EINE GELUNGENE INTERPRETATION DES MYTHOS?

von DIETMAR KESTEN, GELSENKIRCHEN, 1. JUNI 2004.

Ist „Troja“ eine gelungene Interpretation des Mythos?
Hinter "Troja" verbirgt sich die popkulturell überglänzte
stilisierte Vergangenheit des neuen Monumentalkinos.
PETERSEN taucht wie JACKSON konsequent in archaische
Mythen ein. Der Kampf der Menschen gegen die
Götter (die im Film im übrigen kaum vorkommen, ja eine völlig
unbedeutende Rolle einnehmen) ist in "Ilias" von zentraler
Bedeutung.
Bei PETERSEN fehlt diese Dimension völlig. Und die
Adaption des gewaltigen Versepos ist absolut nicht gelungen,
sondern in Konsequenz ein aufgesetztes kleinasiatisches
Gezeter.
PETERSEN und Drehbuchautor David BENIOFF strichen im
übrigen alles, was den Anschein von Mythologie erwecken
konnte. Homer ist für den Film kaum mehr als plumper
Ideenlieferant für spektakuläre Schwertgefechte, die auch auf
dieser Ebene mit dem tatsächlichen "Troja" und Homers
Erzählung (vermutlich) wenig zu tun haben.
Die gigantische Schlachtplatte, die PETERSEN entfaltet,
ist Hollywoods Mittelalterlichkeit. Der Kampf zwischen Gut
und Böse, Sieg und Rache wird im Blitzkrieg entschieden.
Der maskuline Code obsiegt, und das macht die Rache- und
Eroberungsfeldzüge in "Troja" unerträglich.
Hollywood trägt die Verunsicherung mit dem Monumentalfilm
ständig vor sich her. In diesen neuen Mainstream-Produktionen
erklärt es den Krieg zum Paradigma männlicher Existenz.
Zumindest auf der Leinwand scheint klar zu sein, dass man mit
Homer machen kann, was man will.
Aber es nützt nichts: das Selbstverständnis des Griechen,
die "Ilias" so dauerhaft geprägt hat, wird im Film absolut nicht
erwähnt.
Und daran hatte PETERSEN auch kein Interesse.

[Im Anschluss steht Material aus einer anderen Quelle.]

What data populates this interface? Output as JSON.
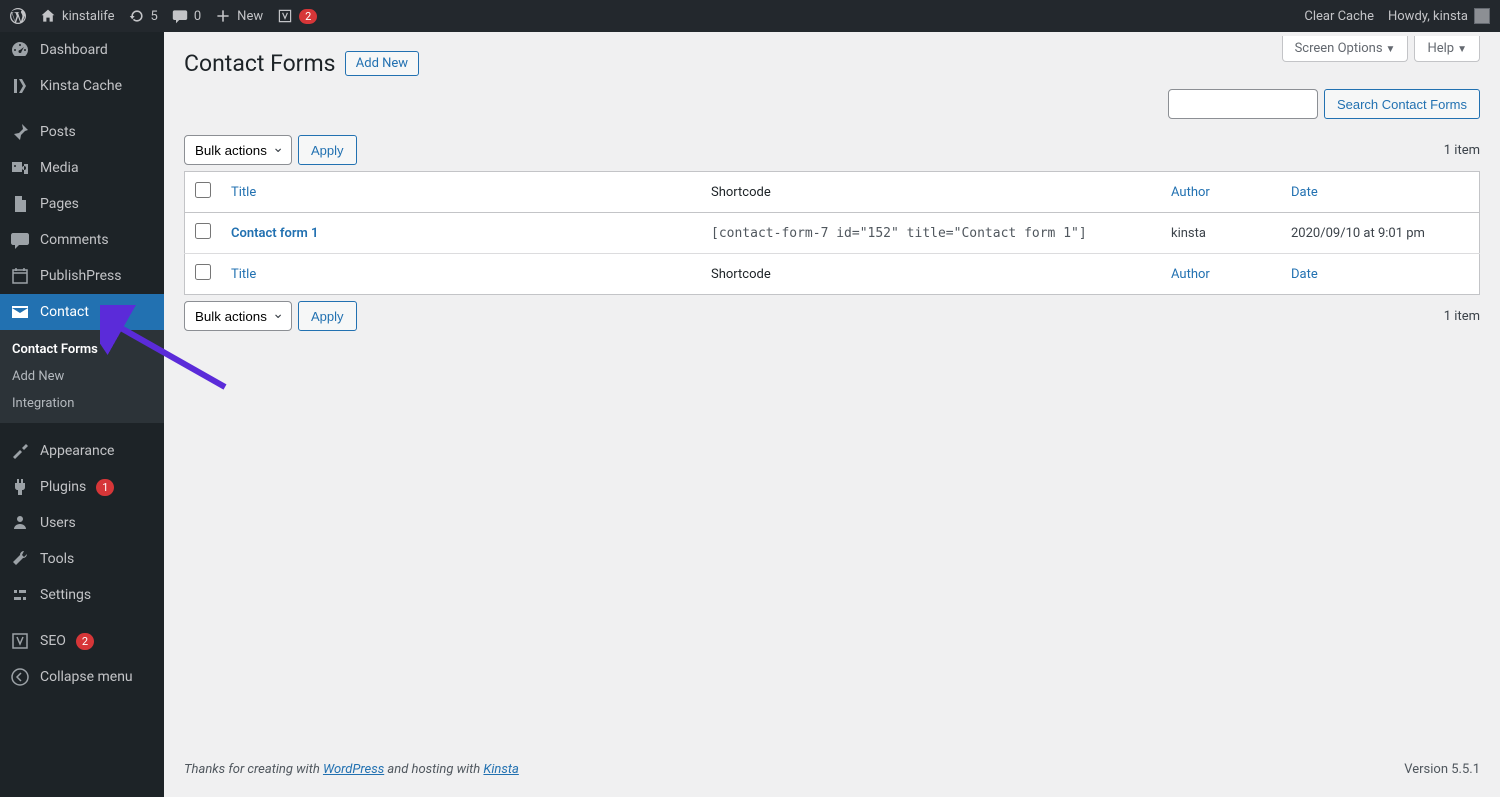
{
  "adminbar": {
    "site_name": "kinstalife",
    "refresh_count": "5",
    "comments_count": "0",
    "new_label": "New",
    "yoast_count": "2",
    "clear_cache": "Clear Cache",
    "howdy": "Howdy, kinsta"
  },
  "sidebar": {
    "dashboard": "Dashboard",
    "kinsta_cache": "Kinsta Cache",
    "posts": "Posts",
    "media": "Media",
    "pages": "Pages",
    "comments": "Comments",
    "publishpress": "PublishPress",
    "contact": "Contact",
    "contact_sub": {
      "forms": "Contact Forms",
      "add_new": "Add New",
      "integration": "Integration"
    },
    "appearance": "Appearance",
    "plugins": "Plugins",
    "plugins_count": "1",
    "users": "Users",
    "tools": "Tools",
    "settings": "Settings",
    "seo": "SEO",
    "seo_count": "2",
    "collapse": "Collapse menu"
  },
  "page": {
    "title": "Contact Forms",
    "add_new": "Add New",
    "screen_options": "Screen Options",
    "help": "Help",
    "search_button": "Search Contact Forms",
    "bulk_actions": "Bulk actions",
    "apply": "Apply",
    "item_count": "1 item"
  },
  "table": {
    "columns": {
      "title": "Title",
      "shortcode": "Shortcode",
      "author": "Author",
      "date": "Date"
    },
    "rows": [
      {
        "title": "Contact form 1",
        "shortcode": "[contact-form-7 id=\"152\" title=\"Contact form 1\"]",
        "author": "kinsta",
        "date": "2020/09/10 at 9:01 pm"
      }
    ]
  },
  "footer": {
    "thanks_prefix": "Thanks for creating with ",
    "wordpress": "WordPress",
    "hosting_mid": " and hosting with ",
    "kinsta": "Kinsta",
    "version": "Version 5.5.1"
  }
}
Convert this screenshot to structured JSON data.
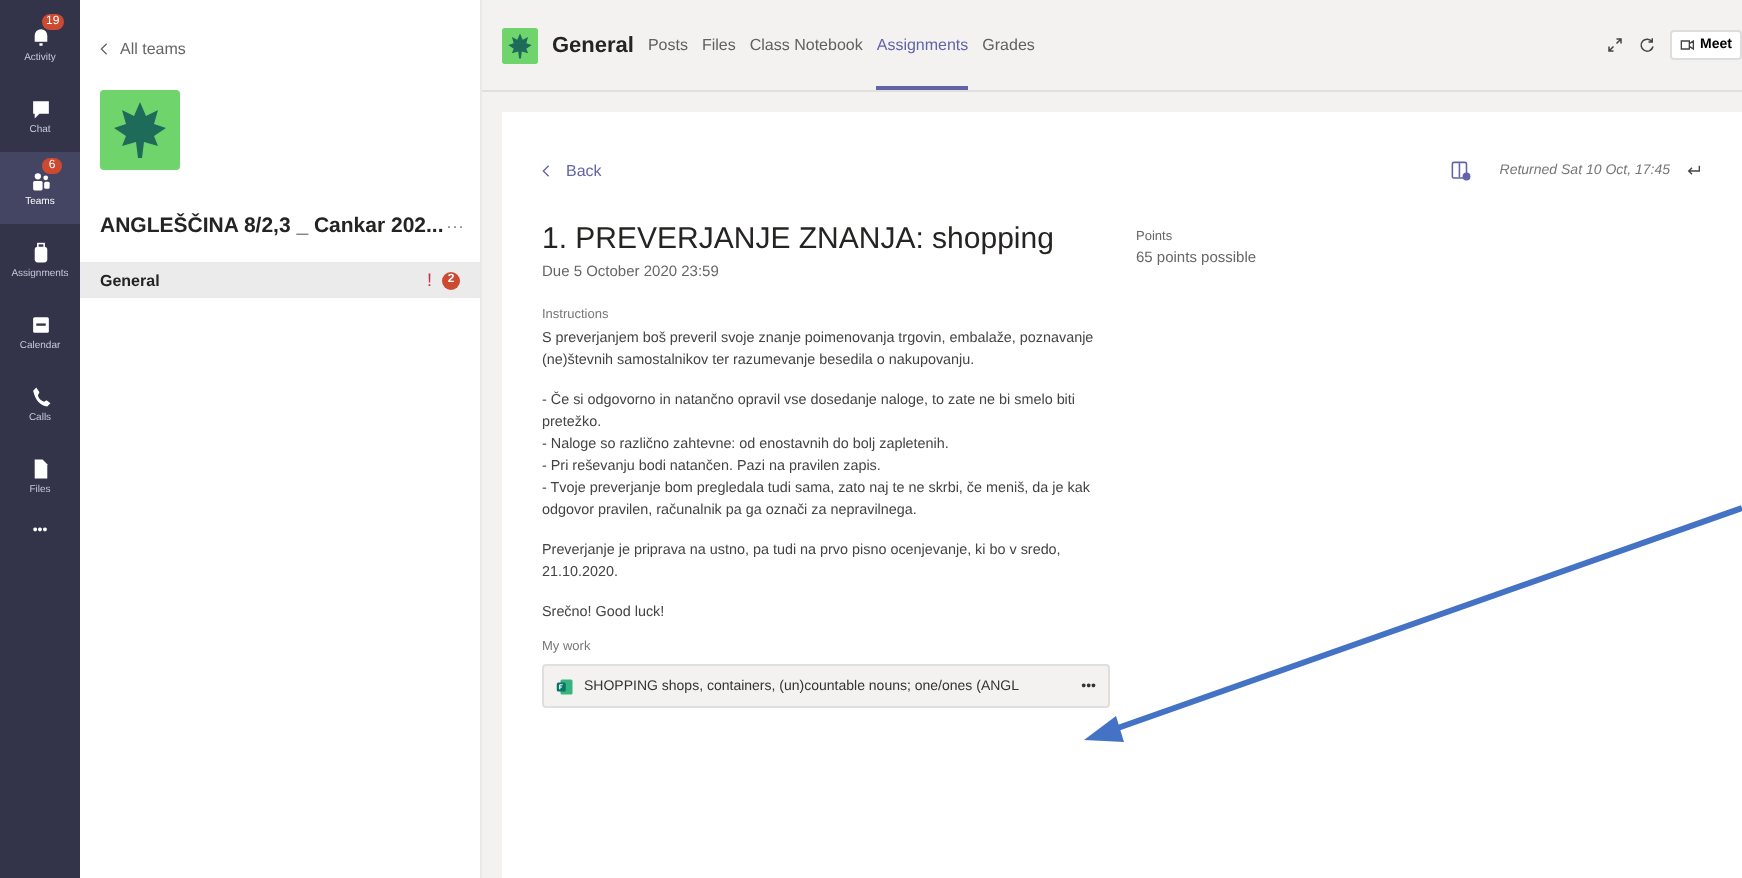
{
  "rail": [
    {
      "label": "Activity",
      "kind": "bell",
      "badge": "19",
      "selected": false
    },
    {
      "label": "Chat",
      "kind": "chat",
      "selected": false
    },
    {
      "label": "Teams",
      "kind": "teams",
      "badge": "6",
      "selected": true
    },
    {
      "label": "Assignments",
      "kind": "bag",
      "selected": false
    },
    {
      "label": "Calendar",
      "kind": "calendar",
      "selected": false
    },
    {
      "label": "Calls",
      "kind": "phone",
      "selected": false
    },
    {
      "label": "Files",
      "kind": "file",
      "selected": false
    }
  ],
  "rail_more": "•••",
  "team_panel": {
    "back": "All teams",
    "team_name": "ANGLEŠČINA 8/2,3 _ Cankar 202...",
    "more": "···",
    "channels": [
      {
        "name": "General",
        "selected": true,
        "alert": "!",
        "badge": "2"
      }
    ]
  },
  "header": {
    "channel": "General",
    "tabs": [
      {
        "label": "Posts",
        "selected": false
      },
      {
        "label": "Files",
        "selected": false
      },
      {
        "label": "Class Notebook",
        "selected": false
      },
      {
        "label": "Assignments",
        "selected": true
      },
      {
        "label": "Grades",
        "selected": false
      }
    ],
    "meet": "Meet"
  },
  "assignment": {
    "back": "Back",
    "returned": "Returned Sat 10 Oct, 17:45",
    "title": "1. PREVERJANJE ZNANJA: shopping",
    "due": "Due 5 October 2020 23:59",
    "points_label": "Points",
    "points": "65 points possible",
    "instructions_label": "Instructions",
    "instructions": [
      "S preverjanjem boš preveril svoje znanje poimenovanja trgovin, embalaže, poznavanje (ne)števnih samostalnikov ter razumevanje besedila o nakupovanju.",
      "- Če si odgovorno in natančno opravil vse dosedanje naloge, to zate ne bi smelo biti pretežko.\n- Naloge so različno zahtevne: od enostavnih do bolj zapletenih.\n- Pri reševanju bodi natančen. Pazi na pravilen zapis.\n- Tvoje preverjanje bom pregledala tudi sama, zato naj te ne skrbi, če meniš, da je kak odgovor pravilen, računalnik pa ga označi za nepravilnega.",
      "Preverjanje je priprava na ustno, pa tudi na prvo pisno ocenjevanje, ki bo v sredo, 21.10.2020.",
      "Srečno! Good luck!"
    ],
    "my_work_label": "My work",
    "work_file": "SHOPPING shops, containers, (un)countable nouns; one/ones (ANGL",
    "work_more": "•••"
  }
}
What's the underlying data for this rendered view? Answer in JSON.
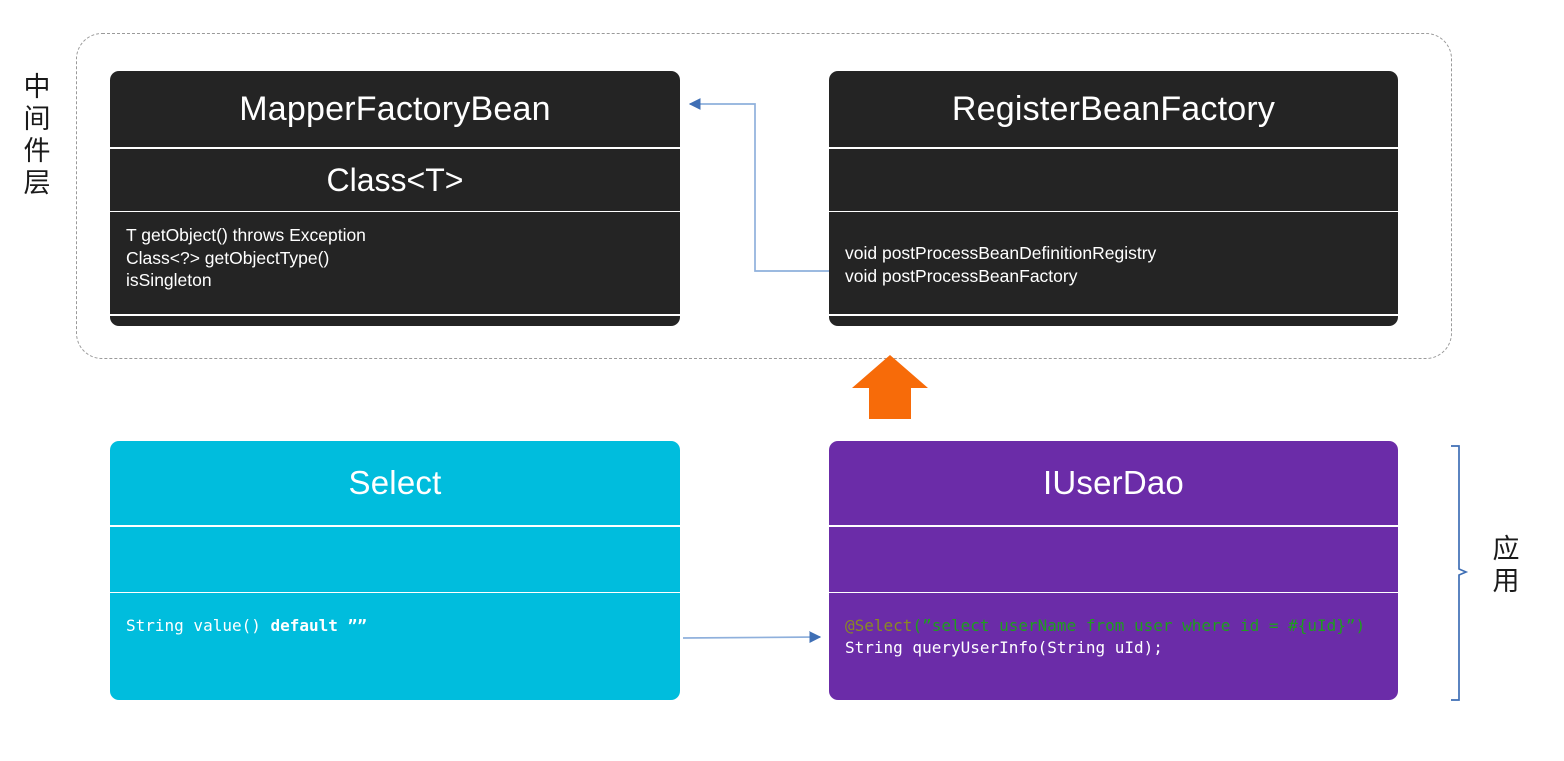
{
  "layers": {
    "middleware_label": "中间件层",
    "middleware_label_chars": [
      "中",
      "间",
      "件",
      "层"
    ],
    "application_label": "应用",
    "application_label_chars": [
      "应",
      "用"
    ]
  },
  "colors": {
    "dark_box": "#242424",
    "cyan_box": "#00bddd",
    "purple_box": "#6b2ca8",
    "arrow_orange": "#f76b09",
    "connector_blue": "#4a7ebb",
    "dashed_border": "#9a9a9a",
    "annotation_token": "#8a8a22",
    "string_token": "#1e9e1e"
  },
  "boxes": {
    "mapper_factory_bean": {
      "title": "MapperFactoryBean",
      "subtitle": "Class<T>",
      "members": [
        "T getObject() throws Exception",
        "Class<?> getObjectType()",
        "isSingleton"
      ]
    },
    "register_bean_factory": {
      "title": "RegisterBeanFactory",
      "subtitle": "",
      "members": [
        "void postProcessBeanDefinitionRegistry",
        "void postProcessBeanFactory"
      ]
    },
    "select_annotation": {
      "title": "Select",
      "subtitle": "",
      "member_prefix": "String value() ",
      "member_keyword": "default",
      "member_suffix": " ””"
    },
    "iuser_dao": {
      "title": "IUserDao",
      "subtitle": "",
      "code_annotation": "@Select",
      "code_string": "(”select userName from user where id = #{uId}”)",
      "code_method": "String queryUserInfo(String uId);"
    }
  },
  "connectors": {
    "register_to_mapper": "elbow-arrow-left",
    "select_to_iuserdao": "straight-arrow-right",
    "app_to_middleware": "orange-up-arrow",
    "application_bracket": "right-curly-bracket"
  }
}
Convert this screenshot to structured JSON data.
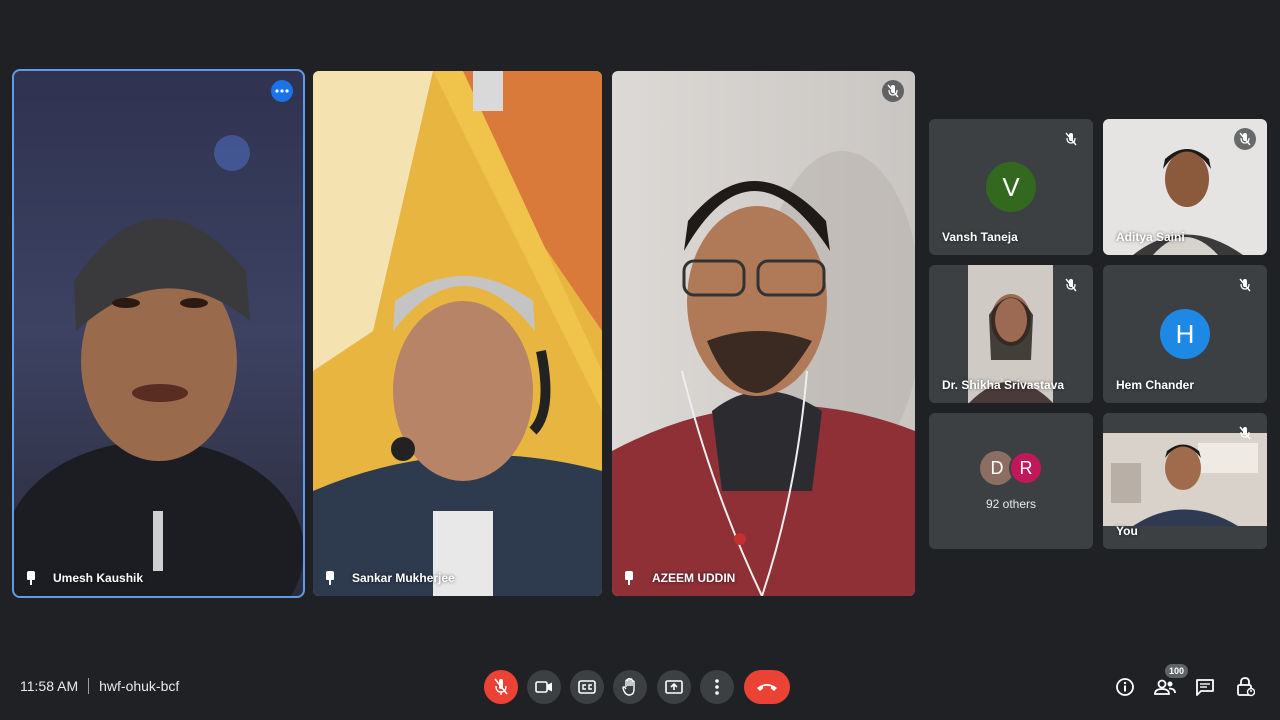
{
  "participants_main": [
    {
      "name": "Umesh Kaushik",
      "pinned": true
    },
    {
      "name": "Sankar Mukherjee",
      "pinned": true
    },
    {
      "name": "AZEEM UDDIN",
      "pinned": true
    }
  ],
  "participants_side": [
    {
      "name": "Vansh Taneja",
      "initial": "V",
      "avatar_color": "#33691e"
    },
    {
      "name": "Aditya Saini"
    },
    {
      "name": "Dr. Shikha Srivastava"
    },
    {
      "name": "Hem Chander",
      "initial": "H",
      "avatar_color": "#1e88e5"
    },
    {
      "others_label": "92 others",
      "initials": [
        "D",
        "R"
      ],
      "colors": [
        "#8d6e63",
        "#c2185b"
      ]
    },
    {
      "name": "You"
    }
  ],
  "meeting": {
    "time": "11:58 AM",
    "code": "hwf-ohuk-bcf"
  },
  "people_count": "100",
  "colors": {
    "background": "#202124",
    "control": "#3c4043",
    "danger": "#ea4335",
    "accent": "#1a73e8"
  }
}
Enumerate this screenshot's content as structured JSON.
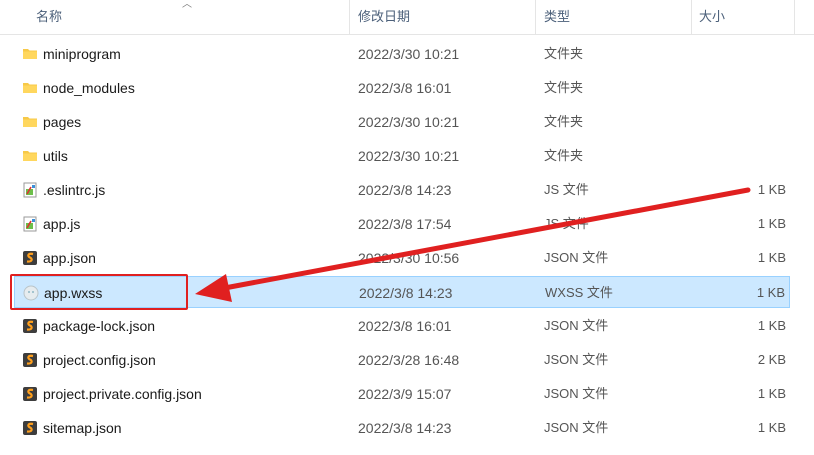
{
  "header": {
    "name": "名称",
    "date": "修改日期",
    "type": "类型",
    "size": "大小"
  },
  "files": [
    {
      "name": "miniprogram",
      "date": "2022/3/30 10:21",
      "type": "文件夹",
      "size": "",
      "icon": "folder-icon"
    },
    {
      "name": "node_modules",
      "date": "2022/3/8 16:01",
      "type": "文件夹",
      "size": "",
      "icon": "folder-icon"
    },
    {
      "name": "pages",
      "date": "2022/3/30 10:21",
      "type": "文件夹",
      "size": "",
      "icon": "folder-icon"
    },
    {
      "name": "utils",
      "date": "2022/3/30 10:21",
      "type": "文件夹",
      "size": "",
      "icon": "folder-icon"
    },
    {
      "name": ".eslintrc.js",
      "date": "2022/3/8 14:23",
      "type": "JS 文件",
      "size": "1 KB",
      "icon": "js-file-icon"
    },
    {
      "name": "app.js",
      "date": "2022/3/8 17:54",
      "type": "JS 文件",
      "size": "1 KB",
      "icon": "js-file-icon"
    },
    {
      "name": "app.json",
      "date": "2022/3/30 10:56",
      "type": "JSON 文件",
      "size": "1 KB",
      "icon": "json-file-icon"
    },
    {
      "name": "app.wxss",
      "date": "2022/3/8 14:23",
      "type": "WXSS 文件",
      "size": "1 KB",
      "icon": "wxss-file-icon",
      "selected": true
    },
    {
      "name": "package-lock.json",
      "date": "2022/3/8 16:01",
      "type": "JSON 文件",
      "size": "1 KB",
      "icon": "json-file-icon"
    },
    {
      "name": "project.config.json",
      "date": "2022/3/28 16:48",
      "type": "JSON 文件",
      "size": "2 KB",
      "icon": "json-file-icon"
    },
    {
      "name": "project.private.config.json",
      "date": "2022/3/9 15:07",
      "type": "JSON 文件",
      "size": "1 KB",
      "icon": "json-file-icon"
    },
    {
      "name": "sitemap.json",
      "date": "2022/3/8 14:23",
      "type": "JSON 文件",
      "size": "1 KB",
      "icon": "json-file-icon"
    }
  ],
  "colors": {
    "selection": "#cce8ff",
    "annotation": "#e02020",
    "folder": "#f7c948"
  }
}
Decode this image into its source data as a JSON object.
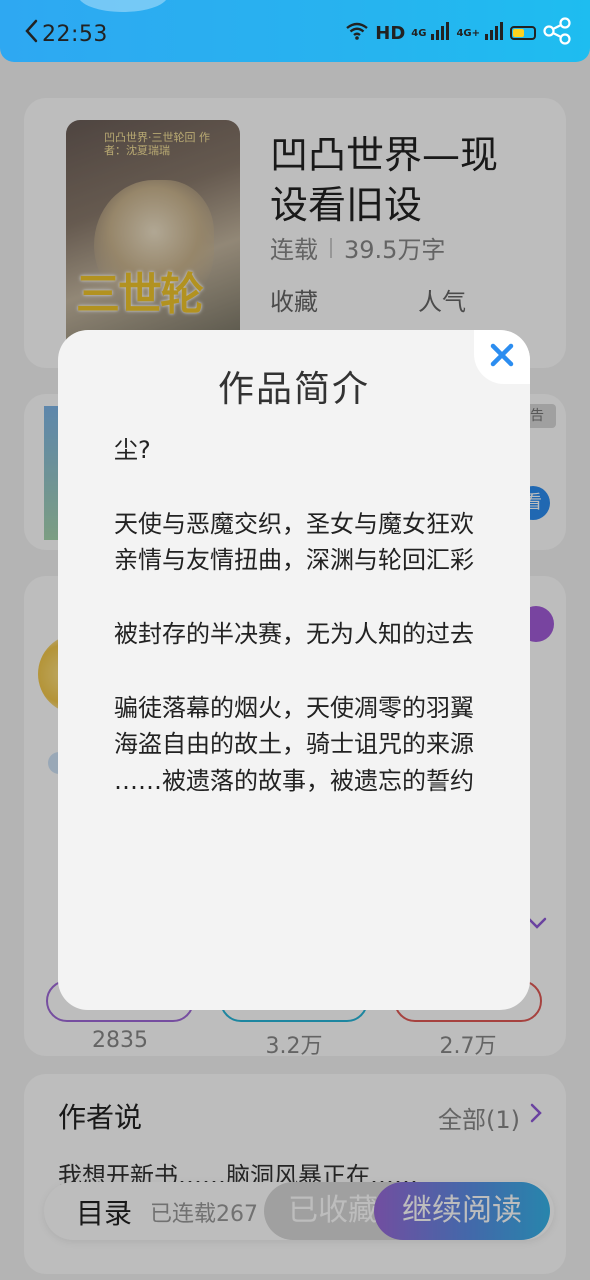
{
  "status_bar": {
    "time": "22:53",
    "hd_label": "HD",
    "network_1": "4G",
    "network_2": "4G+"
  },
  "book": {
    "cover_top_text": "凹凸世界·三世轮回 作者：沈夏瑞瑞",
    "cover_logo": "三世轮回",
    "title": "凹凸世界—现设看旧设",
    "status": "连载",
    "word_count": "39.5万字",
    "fav_label": "收藏",
    "pop_label": "人气"
  },
  "ad": {
    "tag": "告",
    "watch": "看"
  },
  "ranks": {
    "values": [
      "2835",
      "3.2万",
      "2.7万"
    ]
  },
  "author": {
    "title": "作者说",
    "all_label": "全部(1)",
    "note": "我想开新书……脑洞风暴正在……"
  },
  "bottom_bar": {
    "toc_label": "目录",
    "serial_label": "已连载267",
    "collected_label": "已收藏",
    "continue_label": "继续阅读"
  },
  "modal": {
    "title": "作品简介",
    "paragraphs": [
      "尘?",
      "",
      "天使与恶魔交织，圣女与魔女狂欢",
      "亲情与友情扭曲，深渊与轮回汇彩",
      "",
      "被封存的半决赛，无为人知的过去",
      "",
      "骗徒落幕的烟火，天使凋零的羽翼",
      "海盗自由的故土，骑士诅咒的来源",
      "……被遗落的故事，被遗忘的誓约"
    ]
  },
  "colors": {
    "status_bar_start": "#2ea8f2",
    "status_bar_end": "#1ebdf0",
    "accent_purple": "#a35cd8",
    "close_icon": "#2c8df0",
    "continue_gradient": [
      "#9a6ad8",
      "#36b4e8"
    ]
  }
}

"Ilias" und und "Odysee" wurden zu Grundlagen griechischer
Erziehung. Die mykenische Zeit des 8. Jahrhunderts wird in
"Troja" ebenfalls kaum reflektiert.
Aber es war doch die Quelle schlechthin. In "Troja" gibt es z. B.
keine Lehmhütten, keine Landwirtschaft, unwesentlichen
Ackerbau. Diese Mischform von Ackerbau und
Viehzucht (vgl. "Ilias")- das Handwerk ist ein bedeutender
Stützpfeiler der Mythologie.
Mich verwundert es immer wieder, dass in diesen Filmen
ein geschichtlicher Horizont nur aufgesetzt erscheint, und er
gar nicht für die eigentlichen Handlung in Betracht gezogen
wird.
Bei "Last Samurai" war es ähnlich, oder „Cold Montain".
Immer wieder ist es dieser Verzicht auf die wesentlichen
Dinge. "Troja" wird dargestellt als ein räuberischer Feldzug.
"Troja" war kein Krieg der Städte untereinander. Athener und
Spartaner z.B. waren nicht unbedingt auf Krieg aus. Sie waren
auch Adelige, die über die Stadtgrenzen hinaus miteinander
verbunden waren. Davon erzählt Homer auch in seinen
Mythen. PETERSEN erzählt nicht davon.
Was diese "Interpretation des Mythos" anbelangt, so liegt er
eindeutig falsch. Denn "Mythos" ist nicht einfach nur "Wort" per
Definition, sondern durchaus auch "Märchen" und/oder "Fabel".
Für die Frühzeit von "Ilias" kann man sie als "Erzählung von
bedeutenden Handlungen und Schicksalen persönlicher Wesen
der Vorzeit" interpretieren.
Dazu gehört in diesem Mythos "Ilias" das Handeln der Götter
mit den Menschen.
Solche Erzählungen waren für die frühen Griechen sehr
bedeutsam.

Im frühen Mythos schaffte sich die Adelsgesellschaft der
Zeit Homers ihre Vergangenheit und setzte sich über die
Vermittlung dieser Vergangenheit das Ideal ihrer selbst:
das Ideal des wesentlich seinem individuellen Ruhm
verpflichteten, nicht auf öffentliche Verantwortung ausgerichteten
Heros. Es gibt keine "gelungene Interpretation", Homers durch
PETERSEN. Menschen und Götter waren auch mit einem
gewissen moralischen Abstand untereinander verbunden.
Bei PETERSEN ist nichts verbunden.
Zeus z.B. wurde später der Gott der Gerechtigkeit.
In "Ilias" wurde Unrechttun bestraft. Bei PETERSEN wird diese
Geschichte zum Blitzkrieg. Überhaupt schien er so seine
Schwierigkeiten mit Homer und "Ilias" zu haben. Er macht
ja nichts anderes als Fantasy daraus.
Die anthropomorphe Götterwelt der Griechen, die Fülle von
Einzelgöttern samt ihrer "gottähnlichen" oder "menschenähnlichen"
Eigenschaften, die Verwaltung der Heiligtümer und der
Umgang mit ihnen, verkommt bei PETERSEN im Schwertgefecht.
Götter gibt es bei PETERSEN nicht, keine Eigenständigkeit, keine
Kultgebäude, keine beginnenden politischen Strukturen, keine
Darstellung in der Kontinuität des Kults.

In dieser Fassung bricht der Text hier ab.